Em sentença de pronúncia, o magistrado fundamenta a decisão, entre outros argumentos, com o seguinte trecho: “pela dinâmica dos fatos, é possível verificar que Aristobaldo, com ânimo homicida e por motivo fútil, matou Márcio”. Diante dessa hipótese, e com fundamento na jurisprudência do Superior Tribunal de Justiça, é correto afirmar que:
- A)a sentença é válida, uma vez que não houve excesso de linguagem ou juízo de valor sobre a conduta do réu;
Errada, porque houve sim excesso de linguagem e juízo conclusivo ao afirmar que o réu matou a vítima com ânimo homicida e por motivo fútil.
- B)a sentença é inválida, uma vez que houve juízo de certeza sobre a acusação, podendo a decisão ser envelopada ou desentranhada para fins de saneamento processual;
Errada, porque o vício não é apenas de linguagem: a decisão trouxe juízo de certeza sobre a acusação, mas a solução indicada na alternativa não corresponde ao entendimento cobrado.
- C)o recurso adequado contra a sentença de pronúncia é a apelação, sendo também cabível habeas corpus contra o excesso de linguagem;
Errada, porque o recurso cabível contra a pronúncia é o recurso em sentido estrito, e o habeas corpus não é via recursal adequada para substituir esse recurso.

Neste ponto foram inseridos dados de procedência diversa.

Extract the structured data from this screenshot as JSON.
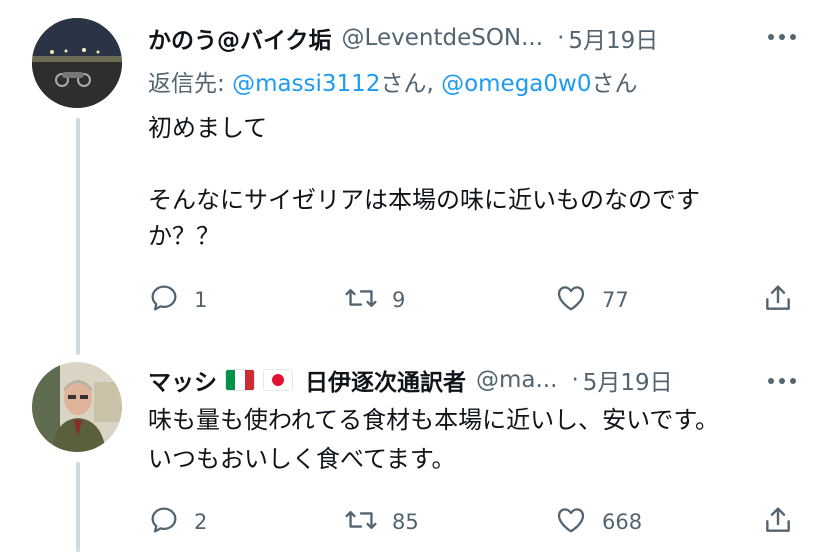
{
  "tweets": [
    {
      "display_name": "かのう@バイク垢",
      "handle": "@LeventdeSON...",
      "separator": "·",
      "date": "5月19日",
      "reply_prefix": "返信先: ",
      "reply_mention_1": "@massi3112",
      "reply_san_1": "さん, ",
      "reply_mention_2": "@omega0w0",
      "reply_san_2": "さん",
      "text_lines": [
        "初めまして",
        "そんなにサイゼリアは本場の味に近いものなのです",
        "か？？"
      ],
      "replies": "1",
      "retweets": "9",
      "likes": "77"
    },
    {
      "display_name": "マッシ",
      "flags": [
        "italy-flag",
        "japan-flag"
      ],
      "display_name_suffix": "日伊逐次通訳者",
      "handle": "@ma...",
      "separator": "·",
      "date": "5月19日",
      "text_lines": [
        "味も量も使われてる食材も本場に近いし、安いです。",
        "いつもおいしく食べてます。"
      ],
      "replies": "2",
      "retweets": "85",
      "likes": "668"
    }
  ],
  "colors": {
    "text": "#0f1419",
    "secondary": "#536471",
    "link": "#1d9bf0",
    "thread_line": "#cfd9de"
  },
  "icons": [
    "more-icon",
    "reply-icon",
    "retweet-icon",
    "like-icon",
    "share-icon"
  ]
}
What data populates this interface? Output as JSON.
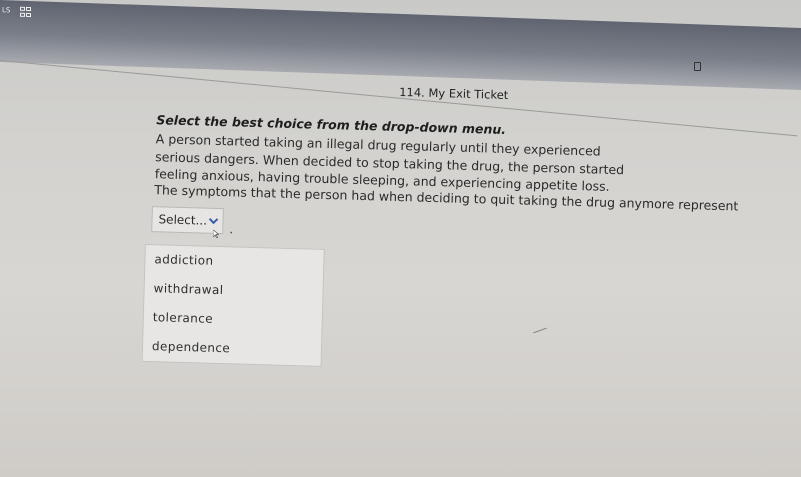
{
  "topbar": {
    "app_label": "LS"
  },
  "question": {
    "header_title": "114. My Exit Ticket",
    "instruction": "Select the best choice from the drop-down menu.",
    "body": "A person started taking an illegal drug regularly until they experienced serious dangers. When decided to stop taking the drug, the person started feeling anxious, having trouble sleeping, and experiencing appetite loss.",
    "prompt": "The symptoms that the person had when deciding to quit taking the drug anymore represent",
    "period": "."
  },
  "select": {
    "value": "Select...",
    "options": [
      "addiction",
      "withdrawal",
      "tolerance",
      "dependence"
    ]
  },
  "icons": {
    "grid": "grid-icon",
    "document": "document-icon",
    "chevron": "chevron-down-icon",
    "cursor": "mouse-cursor-icon"
  }
}
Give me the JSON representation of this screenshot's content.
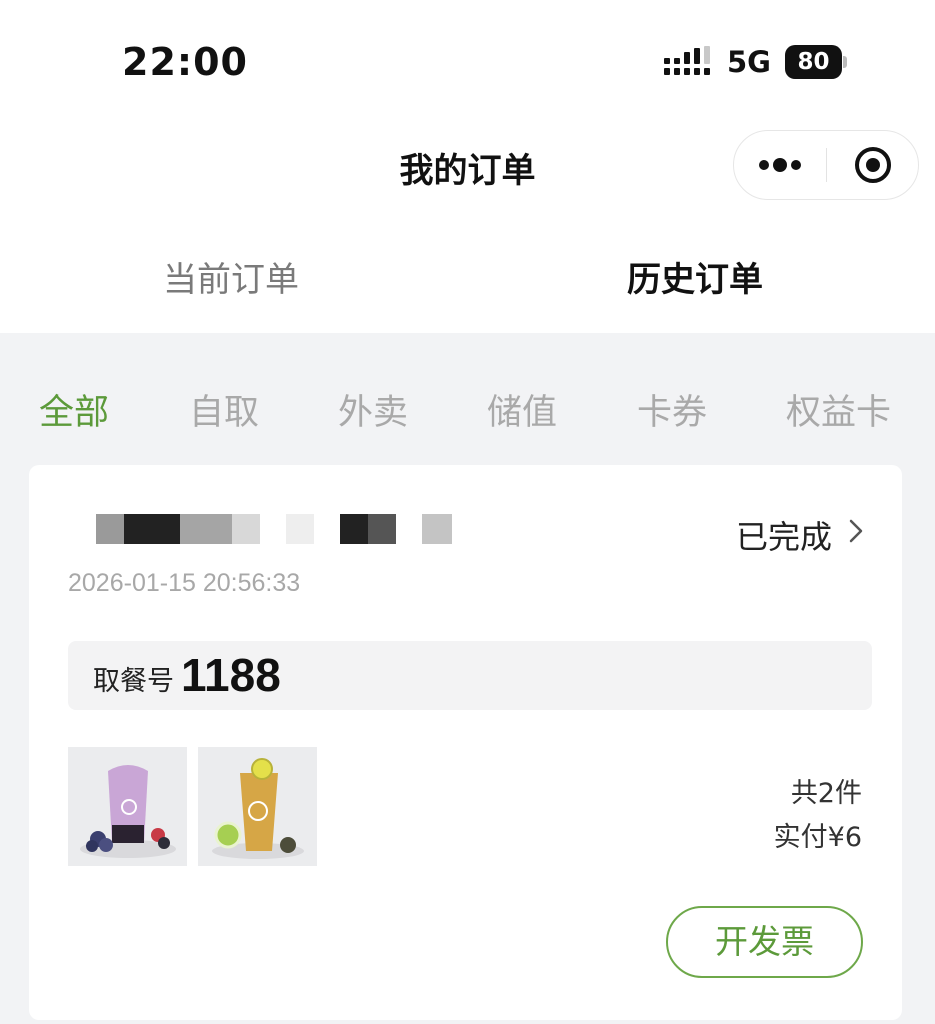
{
  "status_bar": {
    "time": "22:00",
    "network": "5G",
    "battery": "80"
  },
  "nav": {
    "title": "我的订单",
    "more_icon": "more-dots-icon",
    "close_icon": "target-close-icon"
  },
  "tabs": [
    {
      "label": "当前订单",
      "active": false
    },
    {
      "label": "历史订单",
      "active": true
    }
  ],
  "filters": [
    {
      "label": "全部",
      "active": true
    },
    {
      "label": "自取",
      "active": false
    },
    {
      "label": "外卖",
      "active": false
    },
    {
      "label": "储值",
      "active": false
    },
    {
      "label": "卡券",
      "active": false
    },
    {
      "label": "权益卡",
      "active": false
    }
  ],
  "order": {
    "status": "已完成",
    "datetime": "2026-01-15 20:56:33",
    "pickup_label": "取餐号",
    "pickup_number": "1188",
    "item_count": "共2件",
    "paid": "实付¥6",
    "invoice_button": "开发票",
    "items": [
      {
        "icon": "purple-drink-image"
      },
      {
        "icon": "lemon-tea-image"
      }
    ]
  },
  "colors": {
    "accent": "#5c9a3a",
    "background": "#f2f3f5"
  }
}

- D)a sentença é inválida, devendo ser anulada pelo Tribunal na análise da apelação contra a pronúncia, não sendo suficiente o envelopamento para fins de saneamento processual;
Errada, porque a consequência não se limita a simples correção formal pelo Tribunal; diante do excesso de linguagem com conteúdo conclusivo, exige-se a anulação da decisão e nova pronúncia.
- E)a sentença é inválida, bem como os atos consecutivos, em razão do juízo conclusivo sobre a conduta do réu, motivo pelo qual é necessária a prolatação de outra sentença de pronúncia.
Certa, pois a pronúncia apresentou juízo conclusivo sobre a conduta do réu, o que gera nulidade da decisão e dos atos subsequentes, exigindo nova sentença de pronúncia sem o vício.
Gabarito: E
Na sentença de pronúncia, o juiz não pode fazer um "mini julgamento" do mérito. O art. 413, §1º, do CPP exige apenas a indicação da materialidade do crime e dos indícios suficientes de autoria, sem excesso de linguagem. Se o magistrado passa a afirmar, com tom de certeza, que o réu "matou" a vítima e ainda qualifica a conduta de modo conclusivo, ele ultrapassa o limite da pronúncia e contamina o ato com excesso de linguagem. A jurisprudência do STJ trata esse ponto com bastante rigor: quando a pronúncia extrapola e revela juízo conclusivo sobre a culpa, não basta fingir que nada aconteceu. Em regra, a decisão deve ser anulada, com a necessidade de nova pronúncia livre do vício, justamente para preservar a imparcialidade do Conselho de Sentença e o sistema bifásico do júri. Por isso, o gabarito é a letra E. A ideia é simples: se a pronúncia já entrega a convicção do juiz sobre a autoria e a dinâmica criminosa de forma fechada, ela deixa de ser um filtro processual e vira uma sentença condenatória disfarçada. A consequência é a nulidade da decisão e dos atos processuais posteriores que dela dependam. Em resumo: pronúncia pode apontar indícios, mas não pode "sentenciar" antes da hora. No júri, o juiz de instrução prepara o caminho; ele não pode chegar ao plenário já contando o final da história.